The funny thing about death is how it somehow hurts the living more than its victim.

They say that before you die, all of your neurones fire at once.
In your brain there’s a light show 
A Grande Finale
And isn’t it ironic that something so bright and beautiful always seems to signal and end?

You knew you were going to die a month in advance.
You said that you were content. 
I could feel the purples and pinks of dissapating pain come upon you
like you were being tucked into bed.
But I could feel the washed out blues come to me the same.

They asked to hear from the students.
You wanted memory of us before you were gone but I wanted new ones.
I wanted more memories for you
I wanted to conjure up lost time 
Will the clocks to turn backwards.

Before the first long term substitute, 
Before the treatments,
Before the diagnosis.

I wanted to go back to when you were just a teacher with a class full of kids
Tell them to listen a bit more
Do a bit better
Ask more questions.
The kind of questions that can be answered with a study guide under harsh florescent lights

Isn’t it funny how grief is a selfish kind of thing?
How we manage to think about someone else so much 
that it becomes just about us?
How we want to steal you from fate?
How we want to refuse time?
How I was more angry at death than you were?

We always joked that school was like a hospital 
How the unforgiving marble floors squeaked when confronted with wet shoes
How the food concocted by the luch lady magicians tasted sterile but life sustaining
How doors never slammed unless you want them to.
And how every corner of the building
there was a lesson to learn. 
And everyone wanted to stay and talk just a little bit longer.

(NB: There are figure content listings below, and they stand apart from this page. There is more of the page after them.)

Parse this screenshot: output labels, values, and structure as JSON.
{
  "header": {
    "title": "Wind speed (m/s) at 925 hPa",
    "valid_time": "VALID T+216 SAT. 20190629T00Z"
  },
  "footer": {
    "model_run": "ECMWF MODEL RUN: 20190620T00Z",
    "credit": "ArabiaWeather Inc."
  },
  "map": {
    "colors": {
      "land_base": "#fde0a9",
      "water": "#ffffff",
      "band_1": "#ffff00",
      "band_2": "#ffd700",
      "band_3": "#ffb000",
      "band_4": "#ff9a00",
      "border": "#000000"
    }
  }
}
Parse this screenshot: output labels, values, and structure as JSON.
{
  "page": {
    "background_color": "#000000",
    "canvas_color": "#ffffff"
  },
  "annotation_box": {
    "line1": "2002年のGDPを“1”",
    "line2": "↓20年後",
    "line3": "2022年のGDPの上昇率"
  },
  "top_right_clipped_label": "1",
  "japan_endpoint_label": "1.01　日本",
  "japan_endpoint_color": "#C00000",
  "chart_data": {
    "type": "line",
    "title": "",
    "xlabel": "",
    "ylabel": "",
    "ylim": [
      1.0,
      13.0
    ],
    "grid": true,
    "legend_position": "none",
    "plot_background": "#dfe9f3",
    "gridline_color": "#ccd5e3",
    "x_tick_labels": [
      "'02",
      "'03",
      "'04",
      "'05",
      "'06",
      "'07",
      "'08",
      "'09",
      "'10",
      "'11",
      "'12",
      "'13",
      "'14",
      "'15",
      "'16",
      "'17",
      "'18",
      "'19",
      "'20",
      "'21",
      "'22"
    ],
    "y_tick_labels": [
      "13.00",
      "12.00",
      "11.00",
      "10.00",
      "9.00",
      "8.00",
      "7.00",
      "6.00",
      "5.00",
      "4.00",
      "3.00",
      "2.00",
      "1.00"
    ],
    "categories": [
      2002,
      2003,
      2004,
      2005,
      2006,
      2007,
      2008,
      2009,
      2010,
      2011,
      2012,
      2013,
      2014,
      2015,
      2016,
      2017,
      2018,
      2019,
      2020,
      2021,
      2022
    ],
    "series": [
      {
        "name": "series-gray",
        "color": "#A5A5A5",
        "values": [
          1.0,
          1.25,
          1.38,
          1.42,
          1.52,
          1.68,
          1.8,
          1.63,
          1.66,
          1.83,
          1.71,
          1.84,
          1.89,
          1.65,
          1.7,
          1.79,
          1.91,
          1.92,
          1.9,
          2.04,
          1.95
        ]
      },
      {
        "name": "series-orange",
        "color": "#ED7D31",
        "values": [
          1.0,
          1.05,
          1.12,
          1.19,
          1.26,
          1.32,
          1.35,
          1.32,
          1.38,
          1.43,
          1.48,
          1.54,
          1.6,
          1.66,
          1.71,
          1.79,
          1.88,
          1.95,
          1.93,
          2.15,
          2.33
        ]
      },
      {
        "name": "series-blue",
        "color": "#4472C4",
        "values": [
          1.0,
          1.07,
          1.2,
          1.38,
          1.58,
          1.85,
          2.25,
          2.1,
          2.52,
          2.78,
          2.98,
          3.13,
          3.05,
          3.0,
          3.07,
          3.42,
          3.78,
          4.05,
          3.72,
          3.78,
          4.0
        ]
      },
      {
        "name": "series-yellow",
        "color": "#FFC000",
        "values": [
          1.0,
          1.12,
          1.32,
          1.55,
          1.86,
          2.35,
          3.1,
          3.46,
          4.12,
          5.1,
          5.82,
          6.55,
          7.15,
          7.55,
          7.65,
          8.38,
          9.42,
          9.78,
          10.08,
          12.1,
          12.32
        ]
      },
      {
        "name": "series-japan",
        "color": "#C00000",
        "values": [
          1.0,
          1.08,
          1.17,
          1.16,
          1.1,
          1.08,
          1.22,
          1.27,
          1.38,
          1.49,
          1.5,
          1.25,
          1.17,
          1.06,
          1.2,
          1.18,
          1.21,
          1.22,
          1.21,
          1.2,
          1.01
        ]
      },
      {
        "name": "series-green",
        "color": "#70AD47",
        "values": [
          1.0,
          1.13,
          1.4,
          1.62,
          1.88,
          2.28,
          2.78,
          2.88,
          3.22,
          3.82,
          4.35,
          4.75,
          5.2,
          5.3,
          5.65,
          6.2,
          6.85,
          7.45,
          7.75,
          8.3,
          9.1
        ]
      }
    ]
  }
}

And isn’t death funny in the way it brings people together?
How the negative space once filled by a person like you 
becomes filled by the pieces of the sould that you once touched.
Mingling together
Sharing parts of private testimonies.
Uncovering as much of your life as we know to make ou understanding of you 
Greater.
Keeping some of our memories to ourselves as some kind of artifact.
So we can hold a part of you that no one else has.

The funny thing about life is the way you can feel like you’ve known someone
for so long
but didn’t know his first name was actually William 
until someone hands you his obituary.